HAKKINDA KAMUOYU AÇIKLAMASI


Bilindiği üzere, 6085 sayılı Sayıştay Kanununun “Denetimin genel esasları” başlıklı 35 inci maddesinde değişiklik öngören Bazı Kanunlarda Değişiklik Yapılmasına Dair Kanun Teklifi 18.06.2012 tarihinde 2/679 Esas numarasıyla Türkiye Büyük Millet Meclisi Başkanlığına sunulmuştur. Söz konusu Yasa Teklifi Yönetim Kurulumuzda değerlendirilmiş olup, bu teklif ile ilgili olarak aşağıdaki hususların kamuoyu ile paylaşılmasına karar verilmiştir.

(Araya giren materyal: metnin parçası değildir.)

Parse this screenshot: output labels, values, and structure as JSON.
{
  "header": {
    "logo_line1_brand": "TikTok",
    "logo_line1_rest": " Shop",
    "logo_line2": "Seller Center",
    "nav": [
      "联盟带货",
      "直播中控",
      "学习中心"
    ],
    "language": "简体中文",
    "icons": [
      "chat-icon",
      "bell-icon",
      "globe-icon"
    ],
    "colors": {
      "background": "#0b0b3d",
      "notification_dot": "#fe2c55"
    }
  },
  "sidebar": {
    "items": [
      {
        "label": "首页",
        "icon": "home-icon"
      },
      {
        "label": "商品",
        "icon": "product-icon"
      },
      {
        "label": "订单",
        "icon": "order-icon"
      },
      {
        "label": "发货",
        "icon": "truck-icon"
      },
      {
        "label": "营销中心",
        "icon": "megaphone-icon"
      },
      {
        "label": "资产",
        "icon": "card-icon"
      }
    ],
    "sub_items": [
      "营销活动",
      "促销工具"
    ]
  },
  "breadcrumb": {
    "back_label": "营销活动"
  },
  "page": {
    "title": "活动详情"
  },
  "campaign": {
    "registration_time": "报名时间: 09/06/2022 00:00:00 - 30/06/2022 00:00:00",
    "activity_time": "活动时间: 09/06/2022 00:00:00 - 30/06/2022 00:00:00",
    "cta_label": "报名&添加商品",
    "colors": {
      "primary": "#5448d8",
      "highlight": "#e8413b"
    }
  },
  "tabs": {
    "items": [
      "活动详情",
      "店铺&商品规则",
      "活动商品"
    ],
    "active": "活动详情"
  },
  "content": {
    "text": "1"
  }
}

Sözkonusu Teklif ile Sayıştay denetiminin çok önemli ayaklarından; (1) Kamu idarelerinin mali rapor ve tablolarının, güvenilirliği ve doğruluğu hakkında görüş bildirilmesi, (2) Kamu kaynaklarının etkili, ekonomik ve verimli olarak kullanılıp kullanılmadığının belirlenmesi, (3) İç kontrol sistemlerinin değerlendirilmesine ilişkin görev ve yetkileri ortadan kaldırılmaktadır.

Sayıştay denetçilerinin kamu idareleri tarafından yapılan düzenlemeler ile kamu idareleri tarafından verilen görüşlere aykırı rapor oluşturamayacağı şeklindeki düzenleme ile denetlenen kamu idarelerince yapılan düzenleme ve görüşler Sayıştay denetimi açısından bir yasa konumuna getirilmekte ve dolayısıyla hukuk devleti ilkesine aykırı bir denetim şekli ortaya çıkarmakta ve denetiminin bağımsızlığı önünde çok ciddi bir engel oluşturmaktadır. Aynı şekilde denetim kapsamına ilişkin denetlenen kamu idaresi ile ortaya çıkacak görüş farkının bir yönetmelik ile çözülmesi zorunluluğunun getirilmesi ve taslak denetim raporlarının üç kişilik bir komisyon tarafından değerlendirilmesi hususları denetimin bağımsızlığı ilkesini yok etmektedir.

Yukarıda belirtilen düzenlemeler hem Anayasaya hem ülkemizde kamu mali sistemini ve denetimi düzenleyen 5018 sayılı Kanuna hem de 6085 sayılı Sayıştay Kanununun çeşitli hükümlerine aykırı olup, dolayısıyla bir karmaşaya ve denetimde zafiyete yol açmaktadır.

2010 yılı Aralık ayında yürürlüğe giren ve ikincil mevzuat çalışmaları 2011 yılı Aralık ayında tamamlanan ve ikincil mevzuatın tamamlanmasından sonra tam olarak denetimlere başlanmasından 7-8 aylık bir süre bile geçmeden, diğer bir ifade ile hiçbir denetim raporu ortaya çıkmadan denetim esasının değiştirilmesinin gerekçeleri anlaşılamamaktadır. Değişiklik getiren 5 bendin gerekçesi bir cümle ile açıklanmış olup, ayrıca yapılan değişiklik teknik konuları düzenlemesine rağmen Sayıştaydan teklifin hazırlanması aşamasında hiçbir görüş alınmamıştır.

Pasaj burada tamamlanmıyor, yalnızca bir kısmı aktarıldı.